Ambassador (ret.) Nicholas Burns
Saint Clement’s Church
Philadelphia, Pennsylvania
November 12, 2017

We come together for this Requiem service on this Veteran’s Day Sunday to remember and to honor those who made the ultimate sacrifice a century ago.

My wife, Libby, and I are grateful to Father Rick Alton and to Mrs. Barbara Alton for this kind invitation.

Between July 1914 and November 1918, over eighteen million men, women and children perished in World War One or the Great War as its combatants called it.

It was a staggering and incalculable loss of human life.  And it was, at that point, the greatest number of dead in any event in human history.

Its’ toll has been exceeded only by the Second World War—a war that was born in the ashes of the first.

The Great War was utterly transformative.   It saw the first use of armored offensive troop deployments with the invention of the tank.

It saw the first use of combat aircraft not just to observe enemy troop movements but to duel and fight in the air. 

Libby and I visited a beautiful memorial in Paris this past spring to the American volunteer pilots—the Lafayette Escadrille-- who flew for France before America’s entry into the war. 

In the elegiac tribute to them set in the monument’s stone is this simple epitaph:  “They fell from the sky”. 

Among them was 18-year old Quentin Roosevelt, Theodore Roosevelt’s youngest son, killed in the last months of a horrible and needless war.

The Great War saw the first bombing of troops and civilians, cities and villages from above.  It set in train the evolution of destruction from the heavens that has terrorized our history since.

Two decades later saw the merciless Luftwaffe bombing of the Spanish town of Guernica in 1937 memorialized by Picasso.  Then the bombing of English cities and towns during the Battle of Britain in 1940.  Then the firebombing by US and British planes of Dresden and Leipzig in the closing months of World War Two.   Then Hiroshima and Nagasaki.  Then the planes carrying nuclear terror in our skies during the Cold War.  And in recent months the savage Russian and Syrian barrel bombing of innocent civilians in Syria. 

Humans had not had to endure terror literally raining down from the skies until the Great War.  It changed the world forever.

The Great War of 1914-1918 was indeed transformative.  And it was also epochal, shaping the history of the one hundred years since the war’s end.

The war was accidental in its origins.  A series of mistakes and miscalculations.  There can thus be no justification for the millions who perished in its flames.

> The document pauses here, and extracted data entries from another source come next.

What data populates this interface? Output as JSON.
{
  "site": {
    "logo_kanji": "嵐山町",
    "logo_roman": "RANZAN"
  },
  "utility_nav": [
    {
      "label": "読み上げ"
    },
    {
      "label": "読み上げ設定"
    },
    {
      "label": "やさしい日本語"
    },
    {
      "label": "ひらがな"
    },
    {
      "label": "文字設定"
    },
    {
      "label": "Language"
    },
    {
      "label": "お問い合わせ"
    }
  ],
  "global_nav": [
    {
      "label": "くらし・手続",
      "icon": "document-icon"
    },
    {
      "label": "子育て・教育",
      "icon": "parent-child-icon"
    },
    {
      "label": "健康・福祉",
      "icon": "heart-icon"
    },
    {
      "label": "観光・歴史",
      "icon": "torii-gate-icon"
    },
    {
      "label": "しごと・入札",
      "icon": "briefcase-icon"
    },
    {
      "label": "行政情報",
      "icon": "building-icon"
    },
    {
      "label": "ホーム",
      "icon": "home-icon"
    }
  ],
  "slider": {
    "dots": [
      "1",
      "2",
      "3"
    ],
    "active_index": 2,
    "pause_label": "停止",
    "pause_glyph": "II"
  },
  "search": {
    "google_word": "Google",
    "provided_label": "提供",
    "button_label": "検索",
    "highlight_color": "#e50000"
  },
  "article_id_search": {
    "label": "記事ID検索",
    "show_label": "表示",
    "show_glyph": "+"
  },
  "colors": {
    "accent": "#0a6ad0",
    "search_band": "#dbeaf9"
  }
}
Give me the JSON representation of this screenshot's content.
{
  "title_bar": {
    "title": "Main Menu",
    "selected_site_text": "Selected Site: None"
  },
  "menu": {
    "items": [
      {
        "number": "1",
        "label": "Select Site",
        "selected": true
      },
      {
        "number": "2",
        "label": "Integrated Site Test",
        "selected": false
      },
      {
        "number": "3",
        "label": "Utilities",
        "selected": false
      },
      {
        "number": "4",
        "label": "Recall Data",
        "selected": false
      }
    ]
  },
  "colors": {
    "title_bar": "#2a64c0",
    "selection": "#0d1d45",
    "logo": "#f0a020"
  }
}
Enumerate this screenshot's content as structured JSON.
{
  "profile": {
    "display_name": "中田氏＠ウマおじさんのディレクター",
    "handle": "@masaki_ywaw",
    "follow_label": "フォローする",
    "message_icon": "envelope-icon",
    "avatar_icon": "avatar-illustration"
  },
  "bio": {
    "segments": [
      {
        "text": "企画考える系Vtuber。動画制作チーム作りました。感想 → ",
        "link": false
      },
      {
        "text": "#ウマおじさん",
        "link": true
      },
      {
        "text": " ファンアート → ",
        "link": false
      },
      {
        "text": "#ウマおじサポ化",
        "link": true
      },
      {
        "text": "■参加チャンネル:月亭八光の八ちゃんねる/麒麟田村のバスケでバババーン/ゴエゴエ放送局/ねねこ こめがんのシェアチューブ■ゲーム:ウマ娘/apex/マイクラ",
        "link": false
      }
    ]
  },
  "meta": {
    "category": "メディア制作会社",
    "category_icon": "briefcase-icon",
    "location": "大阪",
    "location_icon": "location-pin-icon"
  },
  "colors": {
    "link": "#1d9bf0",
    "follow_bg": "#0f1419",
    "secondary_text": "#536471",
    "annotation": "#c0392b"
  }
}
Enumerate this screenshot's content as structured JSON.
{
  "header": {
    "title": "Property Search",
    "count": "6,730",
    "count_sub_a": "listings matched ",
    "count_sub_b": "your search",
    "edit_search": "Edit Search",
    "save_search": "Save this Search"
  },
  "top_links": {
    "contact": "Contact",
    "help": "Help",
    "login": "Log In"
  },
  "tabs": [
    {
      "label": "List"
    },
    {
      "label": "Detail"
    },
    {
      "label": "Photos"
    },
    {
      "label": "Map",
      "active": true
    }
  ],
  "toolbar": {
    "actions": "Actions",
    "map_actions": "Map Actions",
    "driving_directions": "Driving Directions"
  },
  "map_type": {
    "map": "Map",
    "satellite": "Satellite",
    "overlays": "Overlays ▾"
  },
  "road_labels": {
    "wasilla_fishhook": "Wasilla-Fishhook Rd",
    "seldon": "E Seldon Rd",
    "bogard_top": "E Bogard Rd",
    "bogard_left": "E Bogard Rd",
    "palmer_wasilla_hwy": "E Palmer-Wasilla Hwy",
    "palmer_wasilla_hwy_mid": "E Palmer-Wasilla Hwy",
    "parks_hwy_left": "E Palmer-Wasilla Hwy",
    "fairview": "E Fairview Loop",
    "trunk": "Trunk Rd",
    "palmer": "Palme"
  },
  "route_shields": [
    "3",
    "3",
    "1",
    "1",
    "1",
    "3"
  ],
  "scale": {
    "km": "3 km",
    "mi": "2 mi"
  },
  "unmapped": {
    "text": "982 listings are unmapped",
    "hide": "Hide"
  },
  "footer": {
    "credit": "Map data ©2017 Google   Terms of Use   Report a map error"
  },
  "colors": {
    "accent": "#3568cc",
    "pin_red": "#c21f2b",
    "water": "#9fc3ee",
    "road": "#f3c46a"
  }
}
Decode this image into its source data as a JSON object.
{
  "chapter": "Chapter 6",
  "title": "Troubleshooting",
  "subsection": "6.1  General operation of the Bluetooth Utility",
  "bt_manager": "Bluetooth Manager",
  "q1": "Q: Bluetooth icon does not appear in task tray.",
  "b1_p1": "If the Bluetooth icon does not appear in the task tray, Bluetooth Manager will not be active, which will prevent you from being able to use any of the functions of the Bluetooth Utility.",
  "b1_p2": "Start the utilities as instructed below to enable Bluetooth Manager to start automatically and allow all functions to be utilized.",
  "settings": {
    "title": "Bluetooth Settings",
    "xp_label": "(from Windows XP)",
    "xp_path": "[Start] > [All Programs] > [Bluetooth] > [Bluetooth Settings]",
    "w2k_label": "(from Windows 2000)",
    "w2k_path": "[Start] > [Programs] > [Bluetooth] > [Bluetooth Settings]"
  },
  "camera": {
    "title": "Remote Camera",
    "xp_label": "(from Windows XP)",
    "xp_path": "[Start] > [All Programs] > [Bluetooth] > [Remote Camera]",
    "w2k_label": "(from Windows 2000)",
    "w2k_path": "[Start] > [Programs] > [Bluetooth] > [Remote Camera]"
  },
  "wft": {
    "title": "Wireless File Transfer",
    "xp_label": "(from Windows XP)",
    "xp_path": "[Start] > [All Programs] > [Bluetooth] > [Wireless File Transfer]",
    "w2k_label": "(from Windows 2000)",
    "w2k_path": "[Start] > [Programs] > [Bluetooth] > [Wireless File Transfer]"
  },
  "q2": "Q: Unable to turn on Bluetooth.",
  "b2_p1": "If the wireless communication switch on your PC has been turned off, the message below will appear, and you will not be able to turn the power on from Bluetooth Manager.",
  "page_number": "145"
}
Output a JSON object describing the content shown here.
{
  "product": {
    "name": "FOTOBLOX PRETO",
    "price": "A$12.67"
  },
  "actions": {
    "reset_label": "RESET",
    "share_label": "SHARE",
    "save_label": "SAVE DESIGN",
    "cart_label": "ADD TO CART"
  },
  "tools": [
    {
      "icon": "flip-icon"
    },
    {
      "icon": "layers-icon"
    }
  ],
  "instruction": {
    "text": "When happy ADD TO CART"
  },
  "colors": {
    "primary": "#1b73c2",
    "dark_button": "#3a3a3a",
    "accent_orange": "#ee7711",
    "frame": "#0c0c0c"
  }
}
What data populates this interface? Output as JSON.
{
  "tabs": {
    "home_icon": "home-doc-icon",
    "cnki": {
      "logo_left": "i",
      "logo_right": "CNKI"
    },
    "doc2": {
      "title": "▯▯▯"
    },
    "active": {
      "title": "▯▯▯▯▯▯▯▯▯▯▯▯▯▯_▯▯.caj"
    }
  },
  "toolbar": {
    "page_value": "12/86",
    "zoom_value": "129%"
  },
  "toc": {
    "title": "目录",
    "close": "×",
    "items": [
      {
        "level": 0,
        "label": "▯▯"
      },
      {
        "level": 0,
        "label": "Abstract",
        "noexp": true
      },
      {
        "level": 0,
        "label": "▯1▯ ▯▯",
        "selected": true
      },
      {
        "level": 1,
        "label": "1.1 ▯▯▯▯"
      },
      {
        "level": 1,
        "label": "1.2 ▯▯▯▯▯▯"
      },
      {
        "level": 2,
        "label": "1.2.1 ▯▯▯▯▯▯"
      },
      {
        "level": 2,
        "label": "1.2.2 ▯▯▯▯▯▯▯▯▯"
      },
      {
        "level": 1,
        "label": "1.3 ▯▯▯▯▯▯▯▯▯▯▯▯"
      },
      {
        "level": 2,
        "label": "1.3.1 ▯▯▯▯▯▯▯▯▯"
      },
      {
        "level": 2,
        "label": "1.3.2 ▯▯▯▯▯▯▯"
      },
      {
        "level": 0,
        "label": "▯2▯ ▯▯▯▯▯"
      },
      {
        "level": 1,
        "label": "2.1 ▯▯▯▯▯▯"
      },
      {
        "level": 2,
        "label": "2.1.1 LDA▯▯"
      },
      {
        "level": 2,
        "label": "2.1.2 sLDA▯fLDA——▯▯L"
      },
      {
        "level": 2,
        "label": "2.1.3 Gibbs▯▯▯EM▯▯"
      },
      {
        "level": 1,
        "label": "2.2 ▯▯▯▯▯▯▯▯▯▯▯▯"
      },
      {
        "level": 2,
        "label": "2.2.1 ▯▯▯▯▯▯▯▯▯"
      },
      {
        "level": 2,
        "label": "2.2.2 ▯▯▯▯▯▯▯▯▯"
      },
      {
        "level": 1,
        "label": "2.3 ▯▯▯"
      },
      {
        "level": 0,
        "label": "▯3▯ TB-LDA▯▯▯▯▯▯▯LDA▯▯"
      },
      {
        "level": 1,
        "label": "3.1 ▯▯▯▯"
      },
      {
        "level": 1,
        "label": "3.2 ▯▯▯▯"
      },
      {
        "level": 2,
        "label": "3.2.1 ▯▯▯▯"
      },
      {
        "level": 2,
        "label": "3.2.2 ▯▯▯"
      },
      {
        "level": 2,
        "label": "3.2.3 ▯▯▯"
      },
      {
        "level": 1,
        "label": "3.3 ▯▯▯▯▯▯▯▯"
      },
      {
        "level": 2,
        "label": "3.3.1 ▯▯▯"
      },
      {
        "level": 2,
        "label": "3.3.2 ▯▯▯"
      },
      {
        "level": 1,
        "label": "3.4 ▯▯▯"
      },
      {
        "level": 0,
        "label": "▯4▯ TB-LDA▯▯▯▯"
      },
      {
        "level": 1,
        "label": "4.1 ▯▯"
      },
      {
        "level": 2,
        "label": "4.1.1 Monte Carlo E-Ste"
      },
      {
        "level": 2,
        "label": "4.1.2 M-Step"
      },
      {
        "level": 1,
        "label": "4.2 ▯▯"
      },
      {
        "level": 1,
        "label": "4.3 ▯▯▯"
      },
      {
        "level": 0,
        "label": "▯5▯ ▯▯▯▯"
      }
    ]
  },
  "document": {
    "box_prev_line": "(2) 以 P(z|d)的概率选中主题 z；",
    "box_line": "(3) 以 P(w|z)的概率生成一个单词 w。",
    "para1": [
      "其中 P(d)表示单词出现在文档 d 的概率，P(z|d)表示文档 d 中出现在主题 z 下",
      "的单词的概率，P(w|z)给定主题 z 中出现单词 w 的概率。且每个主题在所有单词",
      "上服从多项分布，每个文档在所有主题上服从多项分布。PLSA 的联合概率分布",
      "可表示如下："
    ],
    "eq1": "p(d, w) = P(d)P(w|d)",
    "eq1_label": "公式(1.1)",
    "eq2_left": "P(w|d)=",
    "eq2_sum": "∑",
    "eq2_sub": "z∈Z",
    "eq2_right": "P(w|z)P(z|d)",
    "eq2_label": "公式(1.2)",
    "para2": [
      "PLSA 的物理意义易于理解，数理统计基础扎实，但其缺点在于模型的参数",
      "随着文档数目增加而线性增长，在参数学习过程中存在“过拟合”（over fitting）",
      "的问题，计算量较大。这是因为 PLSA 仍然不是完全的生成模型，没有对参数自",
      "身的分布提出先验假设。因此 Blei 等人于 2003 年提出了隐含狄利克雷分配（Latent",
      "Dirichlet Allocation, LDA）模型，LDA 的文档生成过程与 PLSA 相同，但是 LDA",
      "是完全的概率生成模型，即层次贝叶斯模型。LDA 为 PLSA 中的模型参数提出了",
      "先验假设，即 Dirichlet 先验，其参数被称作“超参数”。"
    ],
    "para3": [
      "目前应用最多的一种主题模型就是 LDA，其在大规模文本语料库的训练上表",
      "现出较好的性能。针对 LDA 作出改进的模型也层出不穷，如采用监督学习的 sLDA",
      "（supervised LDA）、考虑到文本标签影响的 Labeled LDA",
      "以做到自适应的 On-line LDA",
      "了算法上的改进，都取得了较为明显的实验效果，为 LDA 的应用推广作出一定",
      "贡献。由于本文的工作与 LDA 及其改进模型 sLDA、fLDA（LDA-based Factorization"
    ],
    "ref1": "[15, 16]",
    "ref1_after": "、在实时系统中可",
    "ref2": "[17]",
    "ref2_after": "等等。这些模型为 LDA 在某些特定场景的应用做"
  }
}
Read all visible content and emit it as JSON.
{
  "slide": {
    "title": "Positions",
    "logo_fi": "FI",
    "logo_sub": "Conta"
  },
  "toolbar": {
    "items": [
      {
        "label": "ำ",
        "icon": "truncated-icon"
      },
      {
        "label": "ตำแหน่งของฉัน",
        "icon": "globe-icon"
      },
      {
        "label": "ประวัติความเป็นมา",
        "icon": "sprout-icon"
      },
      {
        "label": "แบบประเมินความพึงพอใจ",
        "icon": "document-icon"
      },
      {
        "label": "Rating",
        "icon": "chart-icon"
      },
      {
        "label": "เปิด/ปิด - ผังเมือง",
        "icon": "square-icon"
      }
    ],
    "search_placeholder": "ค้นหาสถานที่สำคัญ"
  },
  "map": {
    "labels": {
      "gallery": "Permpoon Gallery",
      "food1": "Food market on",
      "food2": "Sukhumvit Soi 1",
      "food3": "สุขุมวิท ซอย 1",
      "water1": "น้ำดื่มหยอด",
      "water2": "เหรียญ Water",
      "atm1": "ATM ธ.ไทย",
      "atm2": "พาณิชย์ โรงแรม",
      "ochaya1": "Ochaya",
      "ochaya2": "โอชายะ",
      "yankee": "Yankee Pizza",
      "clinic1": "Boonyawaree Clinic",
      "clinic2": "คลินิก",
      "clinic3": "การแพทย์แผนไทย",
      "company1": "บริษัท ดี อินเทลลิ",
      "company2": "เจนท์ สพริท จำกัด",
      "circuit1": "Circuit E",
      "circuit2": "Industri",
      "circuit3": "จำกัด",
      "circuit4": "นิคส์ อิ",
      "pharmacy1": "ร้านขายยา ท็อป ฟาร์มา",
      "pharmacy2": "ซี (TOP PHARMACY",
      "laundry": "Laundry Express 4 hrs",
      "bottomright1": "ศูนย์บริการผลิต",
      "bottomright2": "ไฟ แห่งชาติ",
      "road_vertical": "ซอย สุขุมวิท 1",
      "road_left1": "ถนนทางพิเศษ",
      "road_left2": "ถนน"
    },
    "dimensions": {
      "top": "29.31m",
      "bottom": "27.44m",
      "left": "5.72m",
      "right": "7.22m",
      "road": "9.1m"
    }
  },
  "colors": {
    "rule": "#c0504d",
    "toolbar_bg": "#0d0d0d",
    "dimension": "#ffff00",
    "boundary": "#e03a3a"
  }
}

And the peace conference that followed the war-- at Versailles in 1919-- was unnecessarily vindictive, sowing the seeds of an even more horrible war twenty years later.

President Woodrow Wilson called at Versailles for a new League of Nations to prevent another catastrophic war from breaking out in Europe.  But, when the U.S. Senate rejected the League in 1920, we Americans pulled back from the world, into isolation.  We chose not to help Britain and France resist the rise of fascism in Germany and Italy in the 1930s.  This episode is surely a warning to us today of the perils of isolationism in a complex and dangerous world.

The War’s end saw the collapse of four empires. 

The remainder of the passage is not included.